HPC MSU

Publication Abstract

Characterization, Prediction, and Optimization of Flexural Properties of Vapor-Grown Carbon Nanofiber/Vinyl Ester Nanocomposites by Response Surface Modeling

Lee, J., Nouranian, S., Torres, G. W., Lacy, T., Toghiani, H., Pittman, C., & DuBien, J. L. (2013). Characterization, Prediction, and Optimization of Flexural Properties of Vapor-Grown Carbon Nanofiber/Vinyl Ester Nanocomposites by Response Surface Modeling. Journal of Applied Polymer Science. 130(3), 2087-2099. DOI:10.1002/app.39380.

Abstract

A design of experiments and response surface modeling were performed to investigate the effects of formulation and processing factors on the flexural moduli and strengths of vapor-grown carbon nanofiber (VGCNF)/vinyl ester (VE) nanocomposites. VGCNF type (pristine, surface-oxidized), use of a dispersing agent (no, yes), mixing method (ultrasonication, high-shear mixing, and a combination of both), and VGCNF weight fraction (0.00, 0.25, 0.50, 0.75, and 1.00 parts per hundred parts resin (phr)) were selected as independent factors. Response surface models were developed to predict flexural moduli and strengths as a continuous function of VGCNF weight fraction.
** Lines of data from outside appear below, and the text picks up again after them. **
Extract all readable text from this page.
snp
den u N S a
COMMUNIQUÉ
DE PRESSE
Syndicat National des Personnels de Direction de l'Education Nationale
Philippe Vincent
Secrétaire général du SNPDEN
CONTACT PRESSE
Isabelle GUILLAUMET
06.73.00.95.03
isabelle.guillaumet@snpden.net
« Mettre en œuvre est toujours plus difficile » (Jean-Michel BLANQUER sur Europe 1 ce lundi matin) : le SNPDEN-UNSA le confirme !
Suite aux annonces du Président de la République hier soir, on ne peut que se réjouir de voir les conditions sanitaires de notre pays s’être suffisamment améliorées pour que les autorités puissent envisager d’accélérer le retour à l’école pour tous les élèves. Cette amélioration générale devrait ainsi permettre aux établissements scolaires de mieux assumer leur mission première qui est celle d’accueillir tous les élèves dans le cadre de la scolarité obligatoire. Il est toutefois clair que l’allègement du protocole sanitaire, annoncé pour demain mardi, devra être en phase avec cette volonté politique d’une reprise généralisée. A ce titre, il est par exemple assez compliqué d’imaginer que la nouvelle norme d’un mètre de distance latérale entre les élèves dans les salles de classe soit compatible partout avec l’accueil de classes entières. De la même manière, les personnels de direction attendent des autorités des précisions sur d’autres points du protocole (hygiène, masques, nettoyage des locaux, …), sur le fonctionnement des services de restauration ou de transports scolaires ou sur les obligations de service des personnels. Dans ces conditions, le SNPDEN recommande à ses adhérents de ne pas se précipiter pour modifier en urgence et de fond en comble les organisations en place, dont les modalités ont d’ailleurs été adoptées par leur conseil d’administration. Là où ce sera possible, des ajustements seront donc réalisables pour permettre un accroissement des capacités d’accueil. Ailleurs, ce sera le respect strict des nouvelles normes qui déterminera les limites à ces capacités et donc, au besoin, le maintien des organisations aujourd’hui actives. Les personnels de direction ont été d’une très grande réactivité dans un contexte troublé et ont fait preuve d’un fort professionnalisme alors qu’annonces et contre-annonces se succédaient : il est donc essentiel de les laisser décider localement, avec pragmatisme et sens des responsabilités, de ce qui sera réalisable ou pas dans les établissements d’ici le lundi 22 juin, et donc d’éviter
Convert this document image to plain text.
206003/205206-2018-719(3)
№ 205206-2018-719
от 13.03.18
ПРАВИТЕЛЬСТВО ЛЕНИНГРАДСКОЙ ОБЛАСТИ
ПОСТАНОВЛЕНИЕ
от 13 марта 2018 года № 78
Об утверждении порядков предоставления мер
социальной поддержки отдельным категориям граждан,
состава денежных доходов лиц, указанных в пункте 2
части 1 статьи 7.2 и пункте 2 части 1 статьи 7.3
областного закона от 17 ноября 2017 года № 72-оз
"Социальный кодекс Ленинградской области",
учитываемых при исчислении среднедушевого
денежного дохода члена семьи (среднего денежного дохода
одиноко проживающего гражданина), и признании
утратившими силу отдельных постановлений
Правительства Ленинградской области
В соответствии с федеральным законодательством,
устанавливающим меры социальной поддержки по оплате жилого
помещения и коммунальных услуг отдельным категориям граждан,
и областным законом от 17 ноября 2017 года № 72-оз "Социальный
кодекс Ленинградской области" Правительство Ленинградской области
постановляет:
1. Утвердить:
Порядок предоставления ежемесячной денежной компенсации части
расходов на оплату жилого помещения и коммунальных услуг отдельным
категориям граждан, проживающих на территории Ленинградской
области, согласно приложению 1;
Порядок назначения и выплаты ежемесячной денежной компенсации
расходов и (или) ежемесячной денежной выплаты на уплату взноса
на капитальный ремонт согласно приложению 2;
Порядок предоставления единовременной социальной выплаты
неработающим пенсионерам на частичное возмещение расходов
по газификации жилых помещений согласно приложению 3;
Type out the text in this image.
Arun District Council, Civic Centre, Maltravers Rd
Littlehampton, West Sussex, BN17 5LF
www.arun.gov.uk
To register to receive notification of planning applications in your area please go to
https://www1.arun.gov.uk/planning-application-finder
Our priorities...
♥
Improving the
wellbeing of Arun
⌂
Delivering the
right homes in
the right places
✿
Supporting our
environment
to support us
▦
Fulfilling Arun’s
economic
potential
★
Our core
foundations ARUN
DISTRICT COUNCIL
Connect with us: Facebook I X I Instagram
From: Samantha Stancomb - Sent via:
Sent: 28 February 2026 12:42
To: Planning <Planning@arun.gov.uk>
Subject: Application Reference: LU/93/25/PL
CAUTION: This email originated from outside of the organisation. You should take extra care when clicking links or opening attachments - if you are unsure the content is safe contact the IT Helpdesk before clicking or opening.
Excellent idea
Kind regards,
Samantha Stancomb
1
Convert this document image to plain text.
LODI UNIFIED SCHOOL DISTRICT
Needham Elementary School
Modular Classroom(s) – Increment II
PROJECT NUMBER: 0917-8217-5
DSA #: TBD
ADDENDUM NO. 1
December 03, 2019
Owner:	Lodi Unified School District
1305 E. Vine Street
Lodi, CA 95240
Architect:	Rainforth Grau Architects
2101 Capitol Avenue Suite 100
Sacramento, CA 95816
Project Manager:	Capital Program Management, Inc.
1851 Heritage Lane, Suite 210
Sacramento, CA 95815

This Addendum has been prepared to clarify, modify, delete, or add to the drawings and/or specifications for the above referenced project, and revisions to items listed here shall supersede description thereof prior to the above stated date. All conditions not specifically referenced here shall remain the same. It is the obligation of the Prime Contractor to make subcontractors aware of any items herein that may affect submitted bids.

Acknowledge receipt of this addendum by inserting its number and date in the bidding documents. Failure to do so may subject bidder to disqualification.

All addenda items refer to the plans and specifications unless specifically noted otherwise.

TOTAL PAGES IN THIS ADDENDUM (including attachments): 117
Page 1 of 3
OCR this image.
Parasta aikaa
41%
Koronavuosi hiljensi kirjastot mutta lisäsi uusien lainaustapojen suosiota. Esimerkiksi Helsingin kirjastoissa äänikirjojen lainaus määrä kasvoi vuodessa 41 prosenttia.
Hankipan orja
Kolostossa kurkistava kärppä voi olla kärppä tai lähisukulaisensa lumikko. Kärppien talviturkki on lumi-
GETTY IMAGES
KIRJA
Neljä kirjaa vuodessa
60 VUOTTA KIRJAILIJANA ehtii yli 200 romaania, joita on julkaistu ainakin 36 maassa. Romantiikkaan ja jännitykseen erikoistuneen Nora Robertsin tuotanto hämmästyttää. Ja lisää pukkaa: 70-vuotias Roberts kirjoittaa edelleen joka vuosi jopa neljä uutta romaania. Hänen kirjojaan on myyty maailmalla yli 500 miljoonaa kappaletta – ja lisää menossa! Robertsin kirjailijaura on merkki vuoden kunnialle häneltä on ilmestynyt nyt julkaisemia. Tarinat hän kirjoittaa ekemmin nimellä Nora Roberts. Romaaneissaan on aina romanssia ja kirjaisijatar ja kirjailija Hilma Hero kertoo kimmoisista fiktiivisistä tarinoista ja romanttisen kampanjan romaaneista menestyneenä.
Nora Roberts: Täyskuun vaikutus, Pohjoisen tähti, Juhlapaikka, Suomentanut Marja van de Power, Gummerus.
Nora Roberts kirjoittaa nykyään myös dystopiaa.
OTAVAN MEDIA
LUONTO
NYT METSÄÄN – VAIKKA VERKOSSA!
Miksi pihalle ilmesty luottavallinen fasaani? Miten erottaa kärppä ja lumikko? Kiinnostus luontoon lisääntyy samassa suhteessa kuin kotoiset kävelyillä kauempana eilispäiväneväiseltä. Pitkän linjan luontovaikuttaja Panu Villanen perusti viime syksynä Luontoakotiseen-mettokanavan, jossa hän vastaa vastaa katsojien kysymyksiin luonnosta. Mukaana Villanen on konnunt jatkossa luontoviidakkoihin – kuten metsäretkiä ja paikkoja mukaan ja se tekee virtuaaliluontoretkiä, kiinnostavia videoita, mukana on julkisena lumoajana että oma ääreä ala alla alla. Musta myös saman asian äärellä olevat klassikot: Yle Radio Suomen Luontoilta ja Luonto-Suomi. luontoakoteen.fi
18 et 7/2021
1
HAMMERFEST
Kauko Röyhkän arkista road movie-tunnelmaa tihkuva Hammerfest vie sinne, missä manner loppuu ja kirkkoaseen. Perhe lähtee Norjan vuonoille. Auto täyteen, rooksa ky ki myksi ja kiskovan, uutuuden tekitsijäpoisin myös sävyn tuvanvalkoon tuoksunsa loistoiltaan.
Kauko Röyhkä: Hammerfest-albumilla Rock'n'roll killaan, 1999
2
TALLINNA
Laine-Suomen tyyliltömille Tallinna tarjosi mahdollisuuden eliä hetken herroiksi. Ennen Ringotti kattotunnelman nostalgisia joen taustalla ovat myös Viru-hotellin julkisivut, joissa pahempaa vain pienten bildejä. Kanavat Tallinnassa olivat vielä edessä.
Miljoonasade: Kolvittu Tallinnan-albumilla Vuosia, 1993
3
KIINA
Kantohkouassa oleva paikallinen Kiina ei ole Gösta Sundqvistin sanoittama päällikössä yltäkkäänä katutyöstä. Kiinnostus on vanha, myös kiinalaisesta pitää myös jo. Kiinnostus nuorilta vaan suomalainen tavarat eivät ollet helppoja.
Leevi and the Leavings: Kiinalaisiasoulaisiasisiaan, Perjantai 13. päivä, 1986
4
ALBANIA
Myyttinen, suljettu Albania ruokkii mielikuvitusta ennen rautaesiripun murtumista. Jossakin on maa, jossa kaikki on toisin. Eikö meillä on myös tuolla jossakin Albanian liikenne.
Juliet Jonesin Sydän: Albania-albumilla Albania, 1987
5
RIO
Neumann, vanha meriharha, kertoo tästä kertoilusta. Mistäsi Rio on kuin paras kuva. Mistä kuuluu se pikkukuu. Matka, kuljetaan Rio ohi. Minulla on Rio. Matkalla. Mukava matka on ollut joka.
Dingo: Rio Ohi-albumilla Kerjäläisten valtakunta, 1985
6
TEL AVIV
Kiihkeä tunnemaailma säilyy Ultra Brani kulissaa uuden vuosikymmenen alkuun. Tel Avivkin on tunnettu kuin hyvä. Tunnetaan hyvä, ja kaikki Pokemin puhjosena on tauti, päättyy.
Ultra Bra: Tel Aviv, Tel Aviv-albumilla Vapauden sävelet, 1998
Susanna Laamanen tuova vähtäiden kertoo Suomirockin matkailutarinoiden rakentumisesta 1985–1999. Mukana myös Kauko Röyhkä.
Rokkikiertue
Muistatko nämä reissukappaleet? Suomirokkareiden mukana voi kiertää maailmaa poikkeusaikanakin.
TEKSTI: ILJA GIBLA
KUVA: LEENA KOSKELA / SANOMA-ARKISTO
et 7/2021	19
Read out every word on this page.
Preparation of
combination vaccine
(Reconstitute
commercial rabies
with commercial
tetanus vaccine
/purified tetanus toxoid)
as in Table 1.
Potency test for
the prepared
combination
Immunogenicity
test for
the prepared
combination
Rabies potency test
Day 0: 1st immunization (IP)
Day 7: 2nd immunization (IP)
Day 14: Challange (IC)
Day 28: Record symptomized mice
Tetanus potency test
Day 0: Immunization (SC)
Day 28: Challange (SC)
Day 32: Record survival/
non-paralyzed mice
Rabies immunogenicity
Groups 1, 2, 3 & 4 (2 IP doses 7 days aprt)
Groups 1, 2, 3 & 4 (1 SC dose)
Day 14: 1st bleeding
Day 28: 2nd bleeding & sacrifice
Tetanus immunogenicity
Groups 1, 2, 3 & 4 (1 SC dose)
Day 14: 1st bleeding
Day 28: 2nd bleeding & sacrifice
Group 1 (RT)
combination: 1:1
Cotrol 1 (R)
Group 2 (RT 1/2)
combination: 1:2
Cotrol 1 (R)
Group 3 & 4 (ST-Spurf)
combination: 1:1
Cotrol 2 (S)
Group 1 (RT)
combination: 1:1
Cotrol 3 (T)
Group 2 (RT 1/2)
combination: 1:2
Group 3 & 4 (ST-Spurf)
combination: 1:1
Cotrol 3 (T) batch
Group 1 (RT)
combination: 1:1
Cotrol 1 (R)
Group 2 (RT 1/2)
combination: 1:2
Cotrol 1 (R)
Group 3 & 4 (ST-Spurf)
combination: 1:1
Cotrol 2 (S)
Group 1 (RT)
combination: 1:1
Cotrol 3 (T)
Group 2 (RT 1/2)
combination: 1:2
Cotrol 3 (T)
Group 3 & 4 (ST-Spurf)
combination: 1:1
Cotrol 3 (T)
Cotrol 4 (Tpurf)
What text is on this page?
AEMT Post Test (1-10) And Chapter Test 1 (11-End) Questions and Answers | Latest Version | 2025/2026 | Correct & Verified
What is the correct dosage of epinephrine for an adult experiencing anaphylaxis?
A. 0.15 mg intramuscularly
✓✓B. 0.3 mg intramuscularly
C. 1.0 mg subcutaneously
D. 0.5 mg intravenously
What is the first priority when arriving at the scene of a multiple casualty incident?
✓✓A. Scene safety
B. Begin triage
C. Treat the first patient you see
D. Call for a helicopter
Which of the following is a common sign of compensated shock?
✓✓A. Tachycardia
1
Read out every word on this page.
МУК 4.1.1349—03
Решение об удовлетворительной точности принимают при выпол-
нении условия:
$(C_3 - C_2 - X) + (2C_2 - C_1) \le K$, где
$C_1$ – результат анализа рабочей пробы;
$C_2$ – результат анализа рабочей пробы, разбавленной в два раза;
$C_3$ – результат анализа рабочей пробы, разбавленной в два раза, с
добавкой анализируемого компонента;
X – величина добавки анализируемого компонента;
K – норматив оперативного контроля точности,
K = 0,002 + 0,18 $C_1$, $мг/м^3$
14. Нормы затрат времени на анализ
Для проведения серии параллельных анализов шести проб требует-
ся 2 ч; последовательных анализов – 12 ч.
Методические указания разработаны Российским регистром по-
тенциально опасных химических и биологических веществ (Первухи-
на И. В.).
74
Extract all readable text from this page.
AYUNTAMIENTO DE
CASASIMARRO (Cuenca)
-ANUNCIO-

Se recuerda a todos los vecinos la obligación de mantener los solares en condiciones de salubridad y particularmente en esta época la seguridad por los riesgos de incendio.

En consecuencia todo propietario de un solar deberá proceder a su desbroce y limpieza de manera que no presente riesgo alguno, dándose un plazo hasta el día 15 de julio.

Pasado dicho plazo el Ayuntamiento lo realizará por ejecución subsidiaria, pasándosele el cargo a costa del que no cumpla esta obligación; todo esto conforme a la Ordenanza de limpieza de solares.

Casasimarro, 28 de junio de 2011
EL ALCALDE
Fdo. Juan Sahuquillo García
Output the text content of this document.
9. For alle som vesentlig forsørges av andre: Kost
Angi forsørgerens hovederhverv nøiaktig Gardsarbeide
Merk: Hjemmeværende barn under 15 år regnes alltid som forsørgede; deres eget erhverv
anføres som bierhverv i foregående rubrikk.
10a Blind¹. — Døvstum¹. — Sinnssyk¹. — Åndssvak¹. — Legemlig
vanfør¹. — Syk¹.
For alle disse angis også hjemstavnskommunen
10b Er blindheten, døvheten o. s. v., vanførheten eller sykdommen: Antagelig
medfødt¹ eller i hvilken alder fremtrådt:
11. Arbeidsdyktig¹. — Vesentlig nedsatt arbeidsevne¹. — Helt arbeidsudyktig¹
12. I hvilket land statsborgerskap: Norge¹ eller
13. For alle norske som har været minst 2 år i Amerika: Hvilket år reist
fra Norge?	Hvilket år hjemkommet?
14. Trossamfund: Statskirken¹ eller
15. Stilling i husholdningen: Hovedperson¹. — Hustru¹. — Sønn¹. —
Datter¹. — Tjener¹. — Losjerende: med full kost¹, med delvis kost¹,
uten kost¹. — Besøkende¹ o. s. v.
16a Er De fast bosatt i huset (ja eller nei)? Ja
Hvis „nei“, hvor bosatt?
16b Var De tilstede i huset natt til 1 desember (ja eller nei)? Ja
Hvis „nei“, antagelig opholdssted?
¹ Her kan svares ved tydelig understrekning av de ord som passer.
The use of surface-oxidized nanofibers, a dispersing agent, and high-shear mixing at 0.48 phr of VGCNF led to an average increase of 19% in the predicted flexural modulus over that of the neat VE. High-shear mixing with 0.60 phr of VGCNF resulted in a remarkable 49% increase in nanocomposite flexural strength relative to that of the neat VE. This study underscores the advantages of statistical design of experiments and response surface modeling in characterizing and optimizing polymer nanocomposites for automotive structural applications. Moreover, response surface models may be used to tailor the mechanical properties of nanocomposites over a range of anticipated operating environments.